Wie hoch darf die Vertragsstrafe im Arbeitsvertrag sein?

Der Maßstab ist die Vergütung, die der Arbeitnehmer bis zum Ablauf der maßgeblichen Kündigungsfrist erhalten hätte. Ein Bruttomonatsgehalt kann zulässig sein, wenn die Kündigungsfrist dies rechtfertigt. Eine höhere Strafe ist nur in Ausnahmefällen mit besonderer Begründung haltbar (BAG 8 AZR 665/14).

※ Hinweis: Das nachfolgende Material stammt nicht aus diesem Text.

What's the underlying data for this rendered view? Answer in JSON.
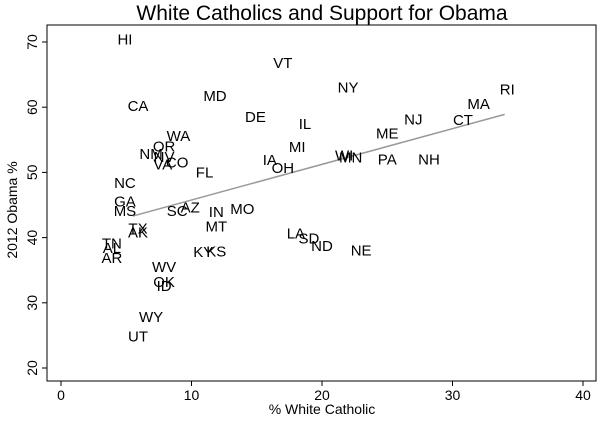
{
  "chart_data": {
    "type": "scatter",
    "title": "White Catholics and Support for Obama",
    "xlabel": "% White Catholic",
    "ylabel": "2012 Obama %",
    "xlim": [
      0,
      40
    ],
    "ylim": [
      20,
      70
    ],
    "xticks": [
      0,
      10,
      20,
      30,
      40
    ],
    "yticks": [
      20,
      30,
      40,
      50,
      60,
      70
    ],
    "grid": false,
    "legend": "none",
    "colors": {
      "label": "#000000",
      "fit_line": "#999999",
      "axis": "#000000"
    },
    "fit_line": {
      "x": [
        5.5,
        34
      ],
      "y": [
        43.3,
        58.9
      ]
    },
    "points": [
      {
        "label": "HI",
        "x": 4.9,
        "y": 70.4
      },
      {
        "label": "VT",
        "x": 17.0,
        "y": 66.8
      },
      {
        "label": "NY",
        "x": 22.0,
        "y": 63.0
      },
      {
        "label": "RI",
        "x": 34.2,
        "y": 62.7
      },
      {
        "label": "MD",
        "x": 11.8,
        "y": 61.7
      },
      {
        "label": "MA",
        "x": 32.0,
        "y": 60.5
      },
      {
        "label": "CA",
        "x": 5.9,
        "y": 60.2
      },
      {
        "label": "DE",
        "x": 14.9,
        "y": 58.5
      },
      {
        "label": "NJ",
        "x": 27.0,
        "y": 58.1
      },
      {
        "label": "CT",
        "x": 30.8,
        "y": 58.0
      },
      {
        "label": "IL",
        "x": 18.7,
        "y": 57.4
      },
      {
        "label": "ME",
        "x": 25.0,
        "y": 56.0
      },
      {
        "label": "WA",
        "x": 9.0,
        "y": 55.6
      },
      {
        "label": "OR",
        "x": 7.9,
        "y": 54.0
      },
      {
        "label": "MI",
        "x": 18.1,
        "y": 53.9
      },
      {
        "label": "NM",
        "x": 6.9,
        "y": 52.8
      },
      {
        "label": "NV",
        "x": 7.9,
        "y": 52.4
      },
      {
        "label": "WI",
        "x": 21.7,
        "y": 52.6
      },
      {
        "label": "MN",
        "x": 22.2,
        "y": 52.3
      },
      {
        "label": "PA",
        "x": 25.0,
        "y": 52.0
      },
      {
        "label": "NH",
        "x": 28.2,
        "y": 52.0
      },
      {
        "label": "IA",
        "x": 16.0,
        "y": 51.9
      },
      {
        "label": "CO",
        "x": 8.9,
        "y": 51.5
      },
      {
        "label": "VA",
        "x": 7.8,
        "y": 51.2
      },
      {
        "label": "OH",
        "x": 17.0,
        "y": 50.7
      },
      {
        "label": "FL",
        "x": 11.0,
        "y": 50.0
      },
      {
        "label": "NC",
        "x": 4.9,
        "y": 48.4
      },
      {
        "label": "GA",
        "x": 4.9,
        "y": 45.5
      },
      {
        "label": "MS",
        "x": 4.9,
        "y": 44.1
      },
      {
        "label": "MO",
        "x": 13.9,
        "y": 44.4
      },
      {
        "label": "AZ",
        "x": 9.9,
        "y": 44.6
      },
      {
        "label": "SC",
        "x": 8.9,
        "y": 44.1
      },
      {
        "label": "IN",
        "x": 11.9,
        "y": 43.9
      },
      {
        "label": "MT",
        "x": 11.9,
        "y": 41.7
      },
      {
        "label": "TX",
        "x": 5.9,
        "y": 41.4
      },
      {
        "label": "AK",
        "x": 5.9,
        "y": 40.8
      },
      {
        "label": "LA",
        "x": 18.0,
        "y": 40.6
      },
      {
        "label": "SD",
        "x": 19.0,
        "y": 39.9
      },
      {
        "label": "TN",
        "x": 3.9,
        "y": 39.1
      },
      {
        "label": "ND",
        "x": 20.0,
        "y": 38.7
      },
      {
        "label": "NE",
        "x": 23.0,
        "y": 38.0
      },
      {
        "label": "KS",
        "x": 11.9,
        "y": 37.9
      },
      {
        "label": "KY",
        "x": 10.9,
        "y": 37.8
      },
      {
        "label": "AL",
        "x": 3.9,
        "y": 38.4
      },
      {
        "label": "AR",
        "x": 3.9,
        "y": 36.9
      },
      {
        "label": "WV",
        "x": 7.9,
        "y": 35.5
      },
      {
        "label": "OK",
        "x": 7.9,
        "y": 33.2
      },
      {
        "label": "ID",
        "x": 7.9,
        "y": 32.6
      },
      {
        "label": "WY",
        "x": 6.9,
        "y": 27.8
      },
      {
        "label": "UT",
        "x": 5.9,
        "y": 24.8
      }
    ]
  }
}
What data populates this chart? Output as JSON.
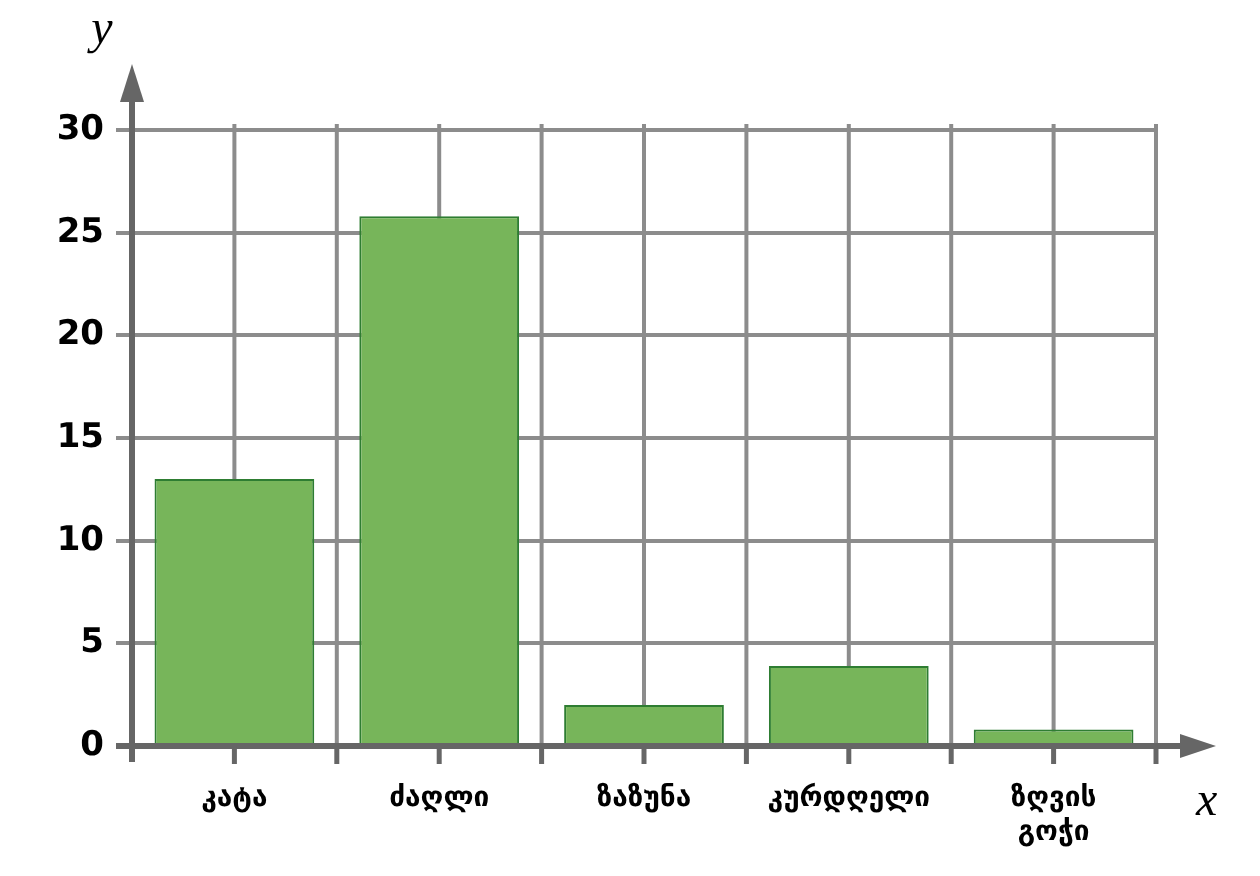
{
  "chart_data": {
    "type": "bar",
    "xlabel": "x",
    "ylabel": "y",
    "categories": [
      "კატა",
      "ძაღლი",
      "ზაზუნა",
      "კურდღელი",
      "ზღვის გოჭი"
    ],
    "values": [
      13,
      25.8,
      2,
      3.9,
      0.8
    ],
    "color": "#77b55a",
    "ylim": [
      0,
      30
    ],
    "yticks": [
      0,
      5,
      10,
      15,
      20,
      25,
      30
    ],
    "grid": true
  }
}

Was passiert, wenn eine Vertragsstrafenklausel unwirksam ist?

Die unwirksame Klausel fällt ersatzlos weg; eine geltungserhaltende Reduktion durch das Gericht findet nicht statt. Der Arbeitgeber bleibt dann auf den tatsächlich nachweisbaren Schaden beschränkt, den er konkret darlegen und beweisen muss.

Was ist der Unterschied zwischen Vertragsstrafe und Übernahmegebühr in der Zeitarbeit?

Die Vertragsstrafe im Arbeitsvertrag richtet sich gegen den Leiharbeitnehmer bei Vertragsverletzung. Die Übernahmegebühr (Vermittlungsprovision) ist eine Vereinbarung zwischen Verleiher und Entleiher im Überlassungsvertrag für den Fall, dass der Entleiher den Leiharbeitnehmer direkt übernimmt. Beide Instrumente sind rechtlich getrennt zu beurteilen.